Right now, the Web of trust (sorry) for digital certificates works thusly. If you want to use the industry-standard SSL/TLS protocol for establishing a secure connection between client software and a server — in this case, a Web site, but also for email and many other purposes — the Web site in question has to obtain a certificate. It creates a certificate using a proprietary or public key-generation process (the private ones may now be suspect), and then has it digitally signed by a certificate authority (CA), which is either a company you work with directly, or with which a Web hosting company interacts on your behalf. (To sign a certificate, the plain-text contents are hashed, which distills the messages through a one-way encryption algorithm into a relatively short run of characters. That hash is encrypted with the CA's private key.)
A globally acceptable CA has a certificate installed in every operating system and in many browsers that contains cryptographic information that can be used to validate any certificate that it signs. When your browser connects to a Web server, the server sends its certificate. The browser checks its own list or that of the operating system to ensure that the signature is valid. If so, the server's public key is used to encrypt a session key, a symmetrical one that both sides use. (The plain text of the certificate is hashed by the browser or OS, while its signature is decrypted using the built-in public key for the CA. If the two hashes match, great; if not, the text has been modified. If the certificate isn't signed by the CA, the key won't decrypt it, too, resulting in a failure.)
There are several hundred CAs
in the world, and they have a huge number of reseller relationships which
gives access to countless more groups. There is no enforceable standard by
which CAs issue certificates (guidelines, yes), nor the security provisions to restrict
them. This means it's trivial for a party that has access to a CA to issue certificates for domains for which they have no business doing so. These certificates are perfectly valid, but they are illegitimate. This is what happened when DigiNotar's system was compromised. DigiNotar certificates were issued for a bunch of major Internet services.
Because of the lack of global recordkeeping and standards, it's impossible to know whether a given certificate from a CA is valid. Google has promoted the notion of pinning, which they built into Chrome and use for some of their domains. A browser that supports pinning only allows a certificate for listed domains to be signed by specific CAs. If a certificate is presented signed by another CA, the browser sounds the alarm. (There's a proposal called DANE that would allow every domain owner to list the valid certificate signatures for each subdomain in DNS records, but it requires the long-in-progress DNSSEC security upgrade to be further along to work at any scale.)

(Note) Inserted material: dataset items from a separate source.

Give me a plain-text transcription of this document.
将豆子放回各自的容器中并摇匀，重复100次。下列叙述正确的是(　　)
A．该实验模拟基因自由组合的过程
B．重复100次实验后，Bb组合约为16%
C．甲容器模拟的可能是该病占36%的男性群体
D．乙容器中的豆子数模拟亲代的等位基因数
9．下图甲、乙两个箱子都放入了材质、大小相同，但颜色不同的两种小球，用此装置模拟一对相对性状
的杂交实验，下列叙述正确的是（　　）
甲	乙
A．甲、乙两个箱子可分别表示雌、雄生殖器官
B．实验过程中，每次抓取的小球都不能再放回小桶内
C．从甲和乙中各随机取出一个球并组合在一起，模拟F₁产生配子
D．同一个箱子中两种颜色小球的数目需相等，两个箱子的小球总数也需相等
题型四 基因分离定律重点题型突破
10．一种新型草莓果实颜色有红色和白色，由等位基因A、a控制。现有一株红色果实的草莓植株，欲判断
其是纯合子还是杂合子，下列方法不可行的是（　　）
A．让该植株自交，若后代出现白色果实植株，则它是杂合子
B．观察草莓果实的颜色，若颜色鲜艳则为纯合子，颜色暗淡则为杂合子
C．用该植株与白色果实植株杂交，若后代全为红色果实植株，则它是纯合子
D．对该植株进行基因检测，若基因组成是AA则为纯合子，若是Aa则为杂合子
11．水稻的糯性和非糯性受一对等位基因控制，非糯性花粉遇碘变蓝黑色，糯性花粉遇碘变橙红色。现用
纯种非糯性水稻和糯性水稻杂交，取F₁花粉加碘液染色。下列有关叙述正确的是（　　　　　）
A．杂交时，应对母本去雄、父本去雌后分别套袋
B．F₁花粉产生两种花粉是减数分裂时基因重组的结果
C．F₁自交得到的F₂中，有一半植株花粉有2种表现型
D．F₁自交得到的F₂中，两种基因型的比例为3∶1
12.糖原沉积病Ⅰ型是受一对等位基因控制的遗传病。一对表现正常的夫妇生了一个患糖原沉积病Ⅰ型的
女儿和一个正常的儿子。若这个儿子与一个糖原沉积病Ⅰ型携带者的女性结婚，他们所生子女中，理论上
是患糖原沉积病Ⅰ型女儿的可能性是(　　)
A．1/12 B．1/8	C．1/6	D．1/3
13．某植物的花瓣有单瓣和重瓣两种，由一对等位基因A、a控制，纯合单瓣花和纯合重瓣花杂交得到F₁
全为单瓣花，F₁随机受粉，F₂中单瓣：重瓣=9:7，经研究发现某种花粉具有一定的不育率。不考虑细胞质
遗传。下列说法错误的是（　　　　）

Without pinning, however, it's possible for an exploited CA or one that is under the control of a government (suspected in some countries) to issue a certificate for any Web site it chooses and use it without detection. Sorry for the bold. This can then be paired with DNS poisoning, in which domain-name queries for an ISP, business, or entire country (cf., Iran et al.) are provided with a false response that directs a browser (or email client or what have you) to a different IP address. An illegitimate but valid certificate coupled with DNS poisoning allows seamless interception of supposedly secure data. It is likely happening all the time.
It's also critical to note that the NSA revelation includes successful attacks against SSL/TLS connections. There's not enough detail to know what it means. Does the NSA have a way to generate CA-signed certs? Has it figured out how to break the basic protocol? Is there a weakness in one or more server software packages that allows an https connection to be intercepted and decrypted? Hard to know.